In the annual tax symposium held by PricewaterhouseCoopers Middle East in Kuwait, senior tax officials and analysts, as well as specialized experts from PricewaterhouseCoopers exchanged insights on the rapidly changing and evolving tax landscape in Kuwait and the Middle East in light of regional and global developments.

The symposium, titled “Back to Work – Exploring the Changing Tax and Commercial Landscape in the State of Kuwait”, which was held on 8 February 2023 at the Grand Hyatt, also discussed tax challenges, tax agreements (zakat) and the national labor support tax, with a focus on family businesses, transfer pricing, the second pillar, and the financial and legal aspects of international reporting standards.

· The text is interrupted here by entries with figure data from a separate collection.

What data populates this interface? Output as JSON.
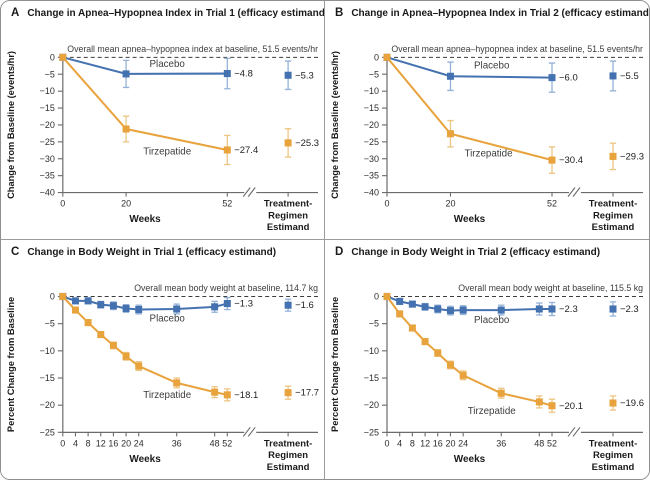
{
  "colors": {
    "axis": "#6b6b6b",
    "tick_text": "#2e2e2e",
    "title_text": "#1a1a1a",
    "note_text": "#3d3d3d",
    "baseline_dash": "#3c3c3c",
    "value_label": "#222222",
    "series_label": "#3d3d3d",
    "border": "#8f8f8f",
    "placebo": "#4472b0",
    "placebo_error": "#94b2d8",
    "tirzepatide": "#e8a33d",
    "tirzepatide_error": "#edc583"
  },
  "chart_data": [
    {
      "type": "line",
      "panel_letter": "A",
      "title": "Change in Apnea–Hypopnea Index in Trial 1 (efficacy estimand)",
      "baseline_note": "Overall mean apnea–hypopnea index at baseline, 51.5 events/hr",
      "ylabel": "Change from Baseline (events/hr)",
      "xlabel": "Weeks",
      "ylim": [
        -40,
        0
      ],
      "ytick_step": 5,
      "grid": false,
      "x_axis": {
        "ticks": [
          0,
          20,
          52
        ],
        "data_max": 52,
        "estimand_label_lines": [
          "Treatment-",
          "Regimen",
          "Estimand"
        ]
      },
      "series": [
        {
          "name": "Placebo",
          "color_key": "placebo",
          "x": [
            0,
            20,
            52
          ],
          "values": [
            0,
            -4.9,
            -4.8
          ],
          "errors": [
            0,
            4.0,
            4.5
          ],
          "end_label": "−4.8",
          "estimand": {
            "value": -5.3,
            "error": 4.2,
            "label": "−5.3"
          },
          "name_label": {
            "x": 33,
            "y": -2.9
          }
        },
        {
          "name": "Tirzepatide",
          "color_key": "tirzepatide",
          "x": [
            0,
            20,
            52
          ],
          "values": [
            0,
            -21.2,
            -27.4
          ],
          "errors": [
            0,
            3.8,
            4.3
          ],
          "end_label": "−27.4",
          "estimand": {
            "value": -25.3,
            "error": 4.2,
            "label": "−25.3"
          },
          "name_label": {
            "x": 33,
            "y": -28.8
          }
        }
      ]
    },
    {
      "type": "line",
      "panel_letter": "B",
      "title": "Change in Apnea–Hypopnea Index in Trial 2 (efficacy estimand)",
      "baseline_note": "Overall mean apnea–hypopnea index at baseline, 51.5 events/hr",
      "ylabel": "Change from Baseline (events/hr)",
      "xlabel": "Weeks",
      "ylim": [
        -40,
        0
      ],
      "ytick_step": 5,
      "grid": false,
      "x_axis": {
        "ticks": [
          0,
          20,
          52
        ],
        "data_max": 52,
        "estimand_label_lines": [
          "Treatment-",
          "Regimen",
          "Estimand"
        ]
      },
      "series": [
        {
          "name": "Placebo",
          "color_key": "placebo",
          "x": [
            0,
            20,
            52
          ],
          "values": [
            0,
            -5.6,
            -6.0
          ],
          "errors": [
            0,
            4.2,
            4.3
          ],
          "end_label": "−6.0",
          "estimand": {
            "value": -5.5,
            "error": 4.4,
            "label": "−5.5"
          },
          "name_label": {
            "x": 33,
            "y": -3.3
          }
        },
        {
          "name": "Tirzepatide",
          "color_key": "tirzepatide",
          "x": [
            0,
            20,
            52
          ],
          "values": [
            0,
            -22.6,
            -30.4
          ],
          "errors": [
            0,
            3.9,
            3.9
          ],
          "end_label": "−30.4",
          "estimand": {
            "value": -29.3,
            "error": 3.9,
            "label": "−29.3"
          },
          "name_label": {
            "x": 32,
            "y": -29.3
          }
        }
      ]
    },
    {
      "type": "line",
      "panel_letter": "C",
      "title": "Change in Body Weight in Trial 1 (efficacy estimand)",
      "baseline_note": "Overall mean body weight at baseline, 114.7 kg",
      "ylabel": "Percent Change from Baseline",
      "xlabel": "Weeks",
      "ylim": [
        -25,
        0
      ],
      "ytick_step": 5,
      "grid": false,
      "x_axis": {
        "ticks": [
          0,
          4,
          8,
          12,
          16,
          20,
          24,
          36,
          48,
          52
        ],
        "data_max": 52,
        "estimand_label_lines": [
          "Treatment-",
          "Regimen",
          "Estimand"
        ]
      },
      "series": [
        {
          "name": "Placebo",
          "color_key": "placebo",
          "x": [
            0,
            4,
            8,
            12,
            16,
            20,
            24,
            36,
            48,
            52
          ],
          "values": [
            0,
            -0.8,
            -0.8,
            -1.5,
            -1.7,
            -2.2,
            -2.4,
            -2.3,
            -1.9,
            -1.3
          ],
          "errors": [
            0,
            0.5,
            0.5,
            0.6,
            0.7,
            0.7,
            0.8,
            0.9,
            1.0,
            1.1
          ],
          "end_label": "−1.3",
          "estimand": {
            "value": -1.6,
            "error": 1.1,
            "label": "−1.6"
          },
          "name_label": {
            "x": 33,
            "y": -4.6
          }
        },
        {
          "name": "Tirzepatide",
          "color_key": "tirzepatide",
          "x": [
            0,
            4,
            8,
            12,
            16,
            20,
            24,
            36,
            48,
            52
          ],
          "values": [
            0,
            -2.5,
            -4.8,
            -7.0,
            -9.0,
            -11.0,
            -12.8,
            -15.9,
            -17.6,
            -18.1
          ],
          "errors": [
            0,
            0.3,
            0.4,
            0.5,
            0.6,
            0.7,
            0.8,
            0.9,
            1.0,
            1.1
          ],
          "end_label": "−18.1",
          "estimand": {
            "value": -17.7,
            "error": 1.2,
            "label": "−17.7"
          },
          "name_label": {
            "x": 33,
            "y": -18.7
          }
        }
      ]
    },
    {
      "type": "line",
      "panel_letter": "D",
      "title": "Change in Body Weight in Trial 2 (efficacy estimand)",
      "baseline_note": "Overall mean body weight at baseline, 115.5 kg",
      "ylabel": "Percent Change from Baseline",
      "xlabel": "Weeks",
      "ylim": [
        -25,
        0
      ],
      "ytick_step": 5,
      "grid": false,
      "x_axis": {
        "ticks": [
          0,
          4,
          8,
          12,
          16,
          20,
          24,
          36,
          48,
          52
        ],
        "data_max": 52,
        "estimand_label_lines": [
          "Treatment-",
          "Regimen",
          "Estimand"
        ]
      },
      "series": [
        {
          "name": "Placebo",
          "color_key": "placebo",
          "x": [
            0,
            4,
            8,
            12,
            16,
            20,
            24,
            36,
            48,
            52
          ],
          "values": [
            0,
            -0.9,
            -1.4,
            -1.9,
            -2.3,
            -2.6,
            -2.5,
            -2.5,
            -2.3,
            -2.3
          ],
          "errors": [
            0,
            0.5,
            0.5,
            0.6,
            0.7,
            0.8,
            0.8,
            0.9,
            1.1,
            1.2
          ],
          "end_label": "−2.3",
          "estimand": {
            "value": -2.3,
            "error": 1.3,
            "label": "−2.3"
          },
          "name_label": {
            "x": 33,
            "y": -4.9
          }
        },
        {
          "name": "Tirzepatide",
          "color_key": "tirzepatide",
          "x": [
            0,
            4,
            8,
            12,
            16,
            20,
            24,
            36,
            48,
            52
          ],
          "values": [
            0,
            -3.2,
            -5.8,
            -8.3,
            -10.4,
            -12.6,
            -14.5,
            -17.8,
            -19.4,
            -20.1
          ],
          "errors": [
            0,
            0.3,
            0.4,
            0.5,
            0.6,
            0.7,
            0.8,
            0.9,
            1.1,
            1.2
          ],
          "end_label": "−20.1",
          "estimand": {
            "value": -19.6,
            "error": 1.3,
            "label": "−19.6"
          },
          "name_label": {
            "x": 33,
            "y": -21.6
          }
        }
      ]
    }
  ]
}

As reported by Al Qabas, the partner and head of the tax sector at Pricewaterhouse, Sherif Shawqi, explained that the aim of the conference is to keep abreast of the developments taking place in the outside world in the field of tax application. Shawqi also pointed out that there are many laws introduced by the World Trade Organization, as well as those that are applied in neighboring countries, such as the Emirates, and various developments have appeared in the field of tax application in the countries of the GCC. He added that in Kuwait, tax-related laws are not developed enough to keep pace with what is happening outside it in the world of taxation, which leads to some difficulties in the application, especially since many Kuwaiti companies have projects and businesses outside the country, which necessitates keeping pace with tax-imposing applications to avoid problems or obstacles in other countries.

Moreover, the conference covers the legal aspects of imposing taxes and international developments with regard to taxes, and the second pillar of the WTO, as well as highlighting the tax challenges and problems faced by companies.